Deloitte anticipates that business and HR leaders will be challenged to improve the employee experience, ensure workers remain engaged and their skills updated. After all attrition and retention issues were prevalent in 2016 as well and they will permeate into 2017. The report also highlights that HR leaders also will be challenged to redesign organizations, jobs, and the work itself around digital solutions to optimize business performance. To thrive in the digital age, organizations should focus on breaking functional groups into smaller teams, which are customer-centric and based on learning. Culture and engagement will remain top priorities in 2017
Reward and recognition systems
We would also need to re-look our reward and recognition systems. They need to be measured to know their effectiveness and to ascertain where and how they may be misaligned.
Performance management systems
In the realm of performance management, annual reviews are fast becoming outdated with employees, as employees are wanting more regular feedback and a shift from performance review (where focus is on recent projects) to performance coaching (where long-term goal development is the key and employees skills are developed with career objectives in mind). Frequent feedback is becoming a necessity in performance management programs as nearly 60% of employees say they would like to receive feedback on a daily or weekly basis. HR will need to evolve in 2017 to accommodate this rising need.

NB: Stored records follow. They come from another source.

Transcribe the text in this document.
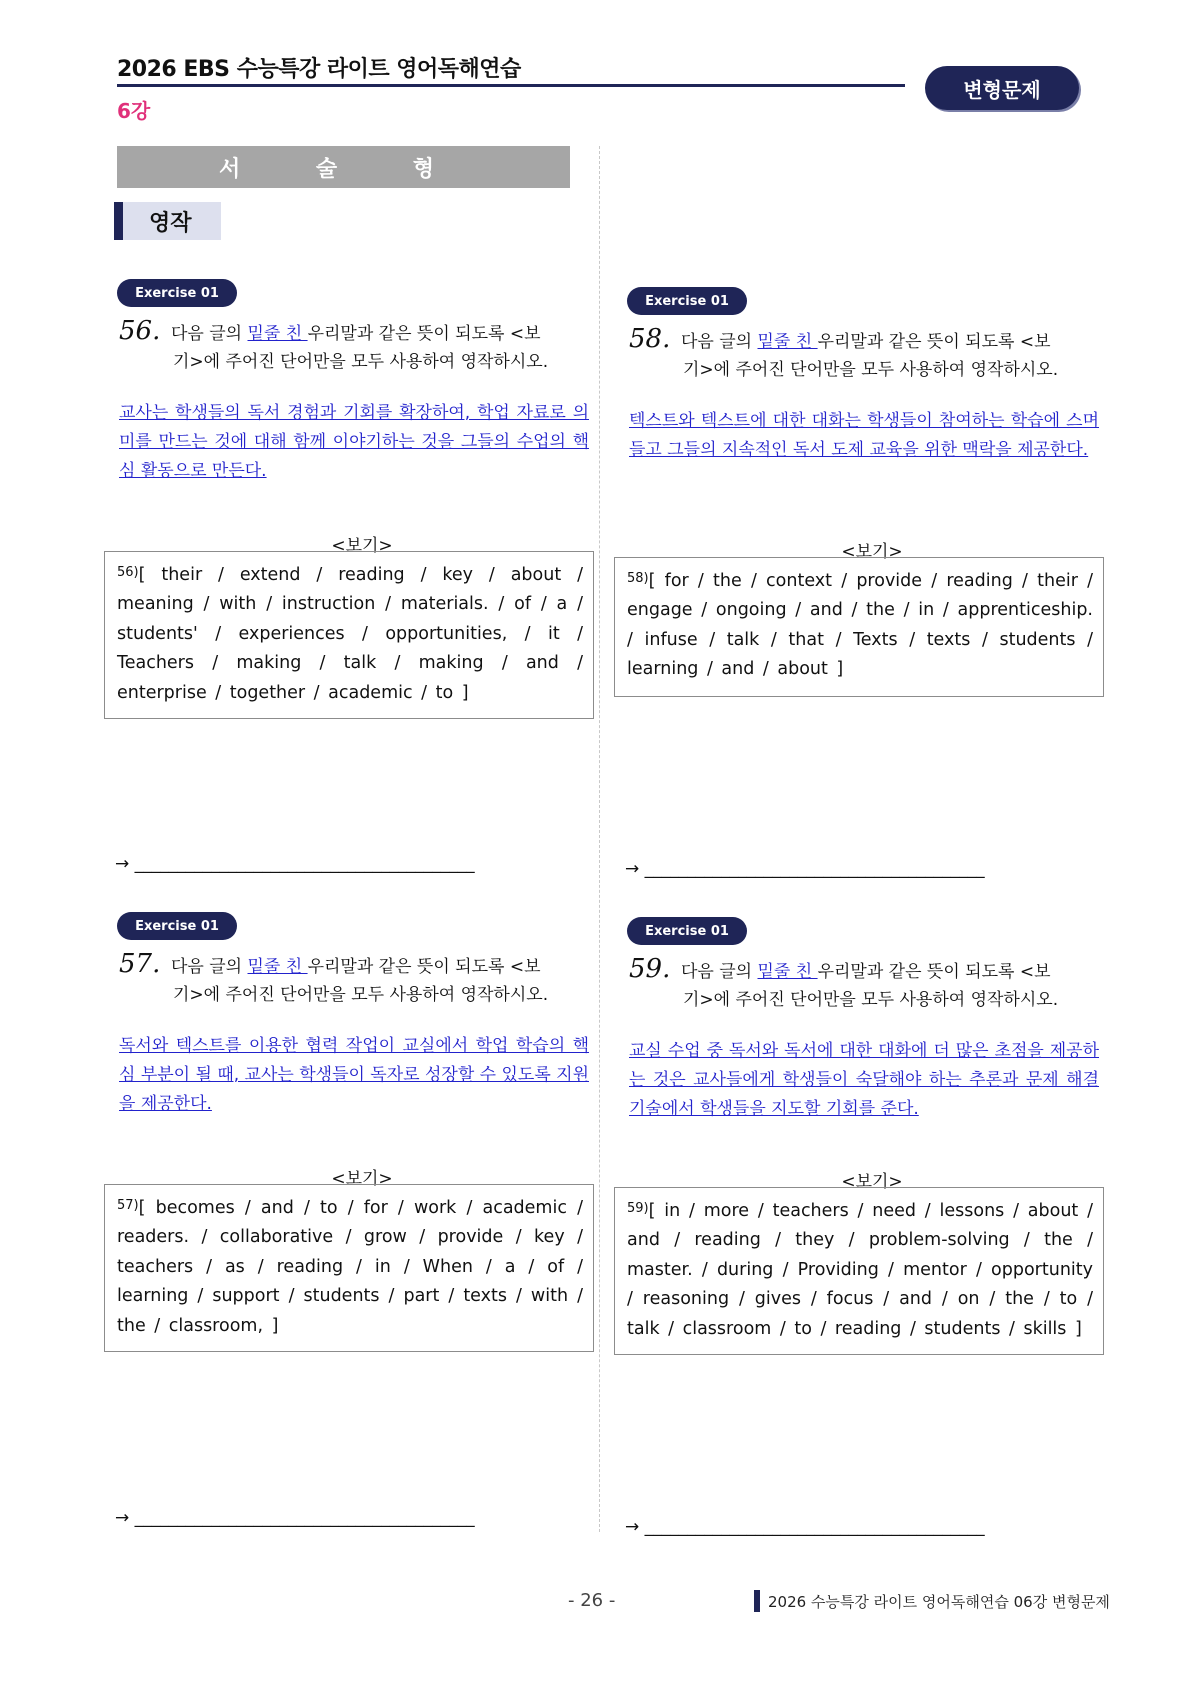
2026 EBS 수능특강 라이트 영어독해연습
6강
변형문제
서 술 형
영작
Exercise 01
56. 다음 글의 밑줄 친 우리말과 같은 뜻이 되도록 <보
기>에 주어진 단어만을 모두 사용하여 영작하시오.
교사는 학생들의 독서 경험과 기회를 확장하여, 학업 자료로 의미를 만드는 것에 대해 함께 이야기하는 것을 그들의 수업의 핵심 활동으로 만든다.
<보기>
$^{56)}$[ their / extend / reading / key / about / meaning / with / instruction / materials. / of / a / students' / experiences / opportunities, / it / Teachers / making / talk / making / and / enterprise / together / academic / to ]
→ ________________________________________
Exercise 01
57. 다음 글의 밑줄 친 우리말과 같은 뜻이 되도록 <보
기>에 주어진 단어만을 모두 사용하여 영작하시오.
독서와 텍스트를 이용한 협력 작업이 교실에서 학업 학습의 핵심 부분이 될 때, 교사는 학생들이 독자로 성장할 수 있도록 지원을 제공한다.
<보기>
$^{57)}$[ becomes / and / to / for / work / academic / readers. / collaborative / grow / provide / key / teachers / as / reading / in / When / a / of / learning / support / students / part / texts / with / the / classroom, ]
→ ________________________________________
Exercise 01
58. 다음 글의 밑줄 친 우리말과 같은 뜻이 되도록 <보
기>에 주어진 단어만을 모두 사용하여 영작하시오.
텍스트와 텍스트에 대한 대화는 학생들이 참여하는 학습에 스며들고 그들의 지속적인 독서 도제 교육을 위한 맥락을 제공한다.
<보기>
$^{58)}$[ for / the / context / provide / reading / their / engage / ongoing / and / the / in / apprenticeship. / infuse / talk / that / Texts / texts / students / learning / and / about ]
→ ________________________________________
Exercise 01
59. 다음 글의 밑줄 친 우리말과 같은 뜻이 되도록 <보
기>에 주어진 단어만을 모두 사용하여 영작하시오.
교실 수업 중 독서와 독서에 대한 대화에 더 많은 초점을 제공하는 것은 교사들에게 학생들이 숙달해야 하는 추론과 문제 해결 기술에서 학생들을 지도할 기회를 준다.
<보기>
$^{59)}$[ in / more / teachers / need / lessons / about / and / reading / they / problem-solving / the / master. / during / Providing / mentor / opportunity / reasoning / gives / focus / and / on / the / to / talk / classroom / to / reading / students / skills ]
→ ________________________________________
- 26 -	2026 수능특강 라이트 영어독해연습 06강 변형문제
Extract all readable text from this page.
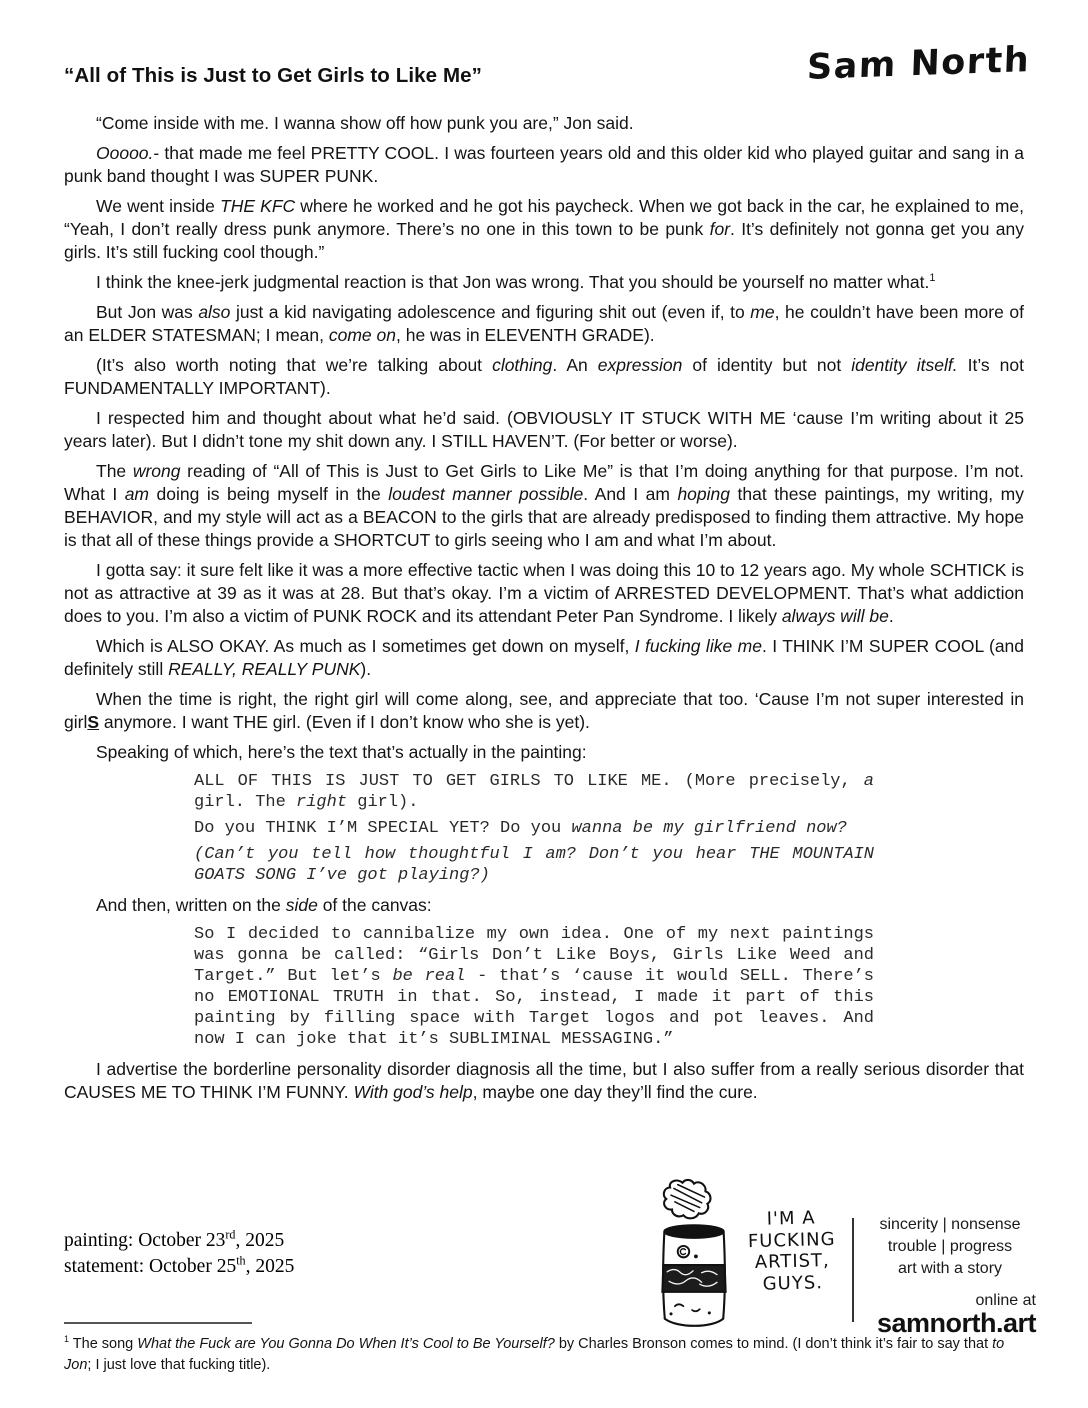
“All of This is Just to Get Girls to Like Me”	Sam North

“Come inside with me. I wanna show off how punk you are,” Jon said.

Ooooo.- that made me feel PRETTY COOL. I was fourteen years old and this older kid who played guitar and sang in a punk band thought I was SUPER PUNK.

We went inside THE KFC where he worked and he got his paycheck. When we got back in the car, he explained to me, “Yeah, I don’t really dress punk anymore. There’s no one in this town to be punk for. It’s definitely not gonna get you any girls. It’s still fucking cool though.”

I think the knee-jerk judgmental reaction is that Jon was wrong. That you should be yourself no matter what.$^1$

But Jon was also just a kid navigating adolescence and figuring shit out (even if, to me, he couldn’t have been more of an ELDER STATESMAN; I mean, come on, he was in ELEVENTH GRADE).

(It’s also worth noting that we’re talking about clothing. An expression of identity but not identity itself. It’s not FUNDAMENTALLY IMPORTANT).

I respected him and thought about what he’d said. (OBVIOUSLY IT STUCK WITH ME ‘cause I’m writing about it 25 years later). But I didn’t tone my shit down any. I STILL HAVEN’T. (For better or worse).

The wrong reading of “All of This is Just to Get Girls to Like Me” is that I’m doing anything for that purpose. I’m not. What I am doing is being myself in the loudest manner possible. And I am hoping that these paintings, my writing, my BEHAVIOR, and my style will act as a BEACON to the girls that are already predisposed to finding them attractive. My hope is that all of these things provide a SHORTCUT to girls seeing who I am and what I’m about.

I gotta say: it sure felt like it was a more effective tactic when I was doing this 10 to 12 years ago. My whole SCHTICK is not as attractive at 39 as it was at 28. But that’s okay. I’m a victim of ARRESTED DEVELOPMENT. That’s what addiction does to you. I’m also a victim of PUNK ROCK and its attendant Peter Pan Syndrome. I likely always will be.

Which is ALSO OKAY. As much as I sometimes get down on myself, I fucking like me. I THINK I’M SUPER COOL (and definitely still REALLY, REALLY PUNK).

When the time is right, the right girl will come along, see, and appreciate that too. ‘Cause I’m not super interested in girlS anymore. I want THE girl. (Even if I don’t know who she is yet).

Speaking of which, here’s the text that’s actually in the painting:

ALL OF THIS IS JUST TO GET GIRLS TO LIKE ME. (More precisely, a girl. The right girl).

Do you THINK I’M SPECIAL YET? Do you wanna be my girlfriend now?

(Can’t you tell how thoughtful I am? Don’t you hear THE MOUNTAIN GOATS SONG I’ve got playing?)

And then, written on the side of the canvas:

So I decided to cannibalize my own idea. One of my next paintings was gonna be called: “Girls Don’t Like Boys, Girls Like Weed and Target.” But let’s be real - that’s ‘cause it would SELL. There’s no EMOTIONAL TRUTH in that. So, instead, I made it part of this painting by filling space with Target logos and pot leaves. And now I can joke that it’s SUBLIMINAL MESSAGING.”

I advertise the borderline personality disorder diagnosis all the time, but I also suffer from a really serious disorder that CAUSES ME TO THINK I’M FUNNY. With god’s help, maybe one day they’ll find the cure.

painting: October 23rd, 2025
statement: October 25th, 2025
I'M A
FUCKING
ARTIST,
GUYS.
sincerity | nonsense
trouble | progress
art with a story
online at
samnorth.art
$^1$ The song What the Fuck are You Gonna Do When It’s Cool to Be Yourself? by Charles Bronson comes to mind. (I don’t think it’s fair to say that to Jon; I just love that fucking title).
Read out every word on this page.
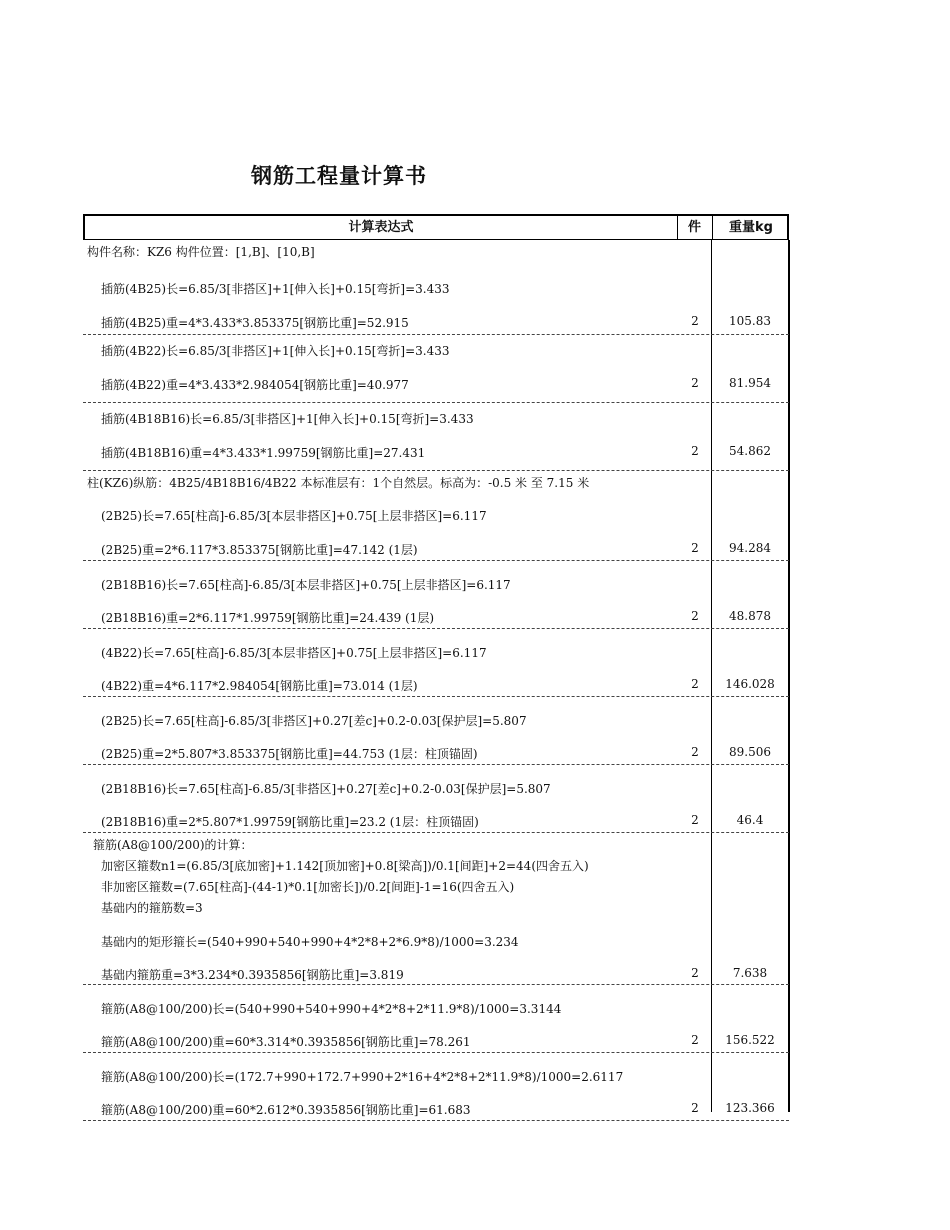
钢筋工程量计算书
计算表达式	件	重量kg
构件名称：KZ6 构件位置：[1,B]、[10,B]
插筋(4B25)长=6.85/3[非搭区]+1[伸入长]+0.15[弯折]=3.433
插筋(4B25)重=4*3.433*3.853375[钢筋比重]=52.915	2	105.83
插筋(4B22)长=6.85/3[非搭区]+1[伸入长]+0.15[弯折]=3.433
插筋(4B22)重=4*3.433*2.984054[钢筋比重]=40.977	2	81.954
插筋(4B18B16)长=6.85/3[非搭区]+1[伸入长]+0.15[弯折]=3.433
插筋(4B18B16)重=4*3.433*1.99759[钢筋比重]=27.431	2	54.862
柱(KZ6)纵筋：4B25/4B18B16/4B22 本标准层有：1个自然层。标高为：-0.5 米 至 7.15 米
(2B25)长=7.65[柱高]-6.85/3[本层非搭区]+0.75[上层非搭区]=6.117
(2B25)重=2*6.117*3.853375[钢筋比重]=47.142 (1层)	2	94.284
(2B18B16)长=7.65[柱高]-6.85/3[本层非搭区]+0.75[上层非搭区]=6.117
(2B18B16)重=2*6.117*1.99759[钢筋比重]=24.439 (1层)	2	48.878
(4B22)长=7.65[柱高]-6.85/3[本层非搭区]+0.75[上层非搭区]=6.117
(4B22)重=4*6.117*2.984054[钢筋比重]=73.014 (1层)	2	146.028
(2B25)长=7.65[柱高]-6.85/3[非搭区]+0.27[差c]+0.2-0.03[保护层]=5.807
(2B25)重=2*5.807*3.853375[钢筋比重]=44.753 (1层：柱顶锚固)	2	89.506
(2B18B16)长=7.65[柱高]-6.85/3[非搭区]+0.27[差c]+0.2-0.03[保护层]=5.807
(2B18B16)重=2*5.807*1.99759[钢筋比重]=23.2 (1层：柱顶锚固)	2	46.4
箍筋(A8@100/200)的计算：
加密区箍数n1=(6.85/3[底加密]+1.142[顶加密]+0.8[梁高])/0.1[间距]+2=44(四舍五入)
非加密区箍数=(7.65[柱高]-(44-1)*0.1[加密长])/0.2[间距]-1=16(四舍五入)
基础内的箍筋数=3
基础内的矩形箍长=(540+990+540+990+4*2*8+2*6.9*8)/1000=3.234
基础内箍筋重=3*3.234*0.3935856[钢筋比重]=3.819	2	7.638
箍筋(A8@100/200)长=(540+990+540+990+4*2*8+2*11.9*8)/1000=3.3144
箍筋(A8@100/200)重=60*3.314*0.3935856[钢筋比重]=78.261	2	156.522
箍筋(A8@100/200)长=(172.7+990+172.7+990+2*16+4*2*8+2*11.9*8)/1000=2.6117
箍筋(A8@100/200)重=60*2.612*0.3935856[钢筋比重]=61.683	2	123.366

Several years ago Richard Branson made news, with a picture of him cutting his tie with a pair of scissors. With the rise of the younger generations joining the workplace, 2017 will see continuation of such trends, with more employees demanding to drop their suits and ties, in exchange for jeans and t-shirts. Friday dressing will be incorporated by many more organizations. A lot many may go the Google way by adopting casual dressing as a part of their work culture.
Another trend gradually coming up is the rise of the freelancers. Instead of hiring full time employees, companies may opt for freelancers. In addition to saving a lot on your recruitment cost and other costs, you get highly motivated individuals. Most of the freelancers pursue their passion so they do not view their assignments as ‘work’. Also, the younger generation is especially keen to earn extra income. They are not bound by organizational shackles leaving them free to express their creativity. Capitalize on this growing pool of talent and reap its benefits.
Amalgamation is the key
So all the HR folks, team leaders, visionaries and great managers out there – amalgamating best Indian practices with overseas practices is the way ahead in 2017. Make use of technology and incorporate the upcoming trends within your fold to continue enhancing the overall experience for all your internal and external stakeholders’ – employees and job-seekers. We have to continue our endeavour to create value proposition for our internal and external stakeholders while we continue focusing on our core competencies.
To, sum up I would like to quote someone I greatly admire, Jack Welch- “Willingness to change is strength, even if it means plunging part of the company into total confusion for a while”, “Change before you have to”.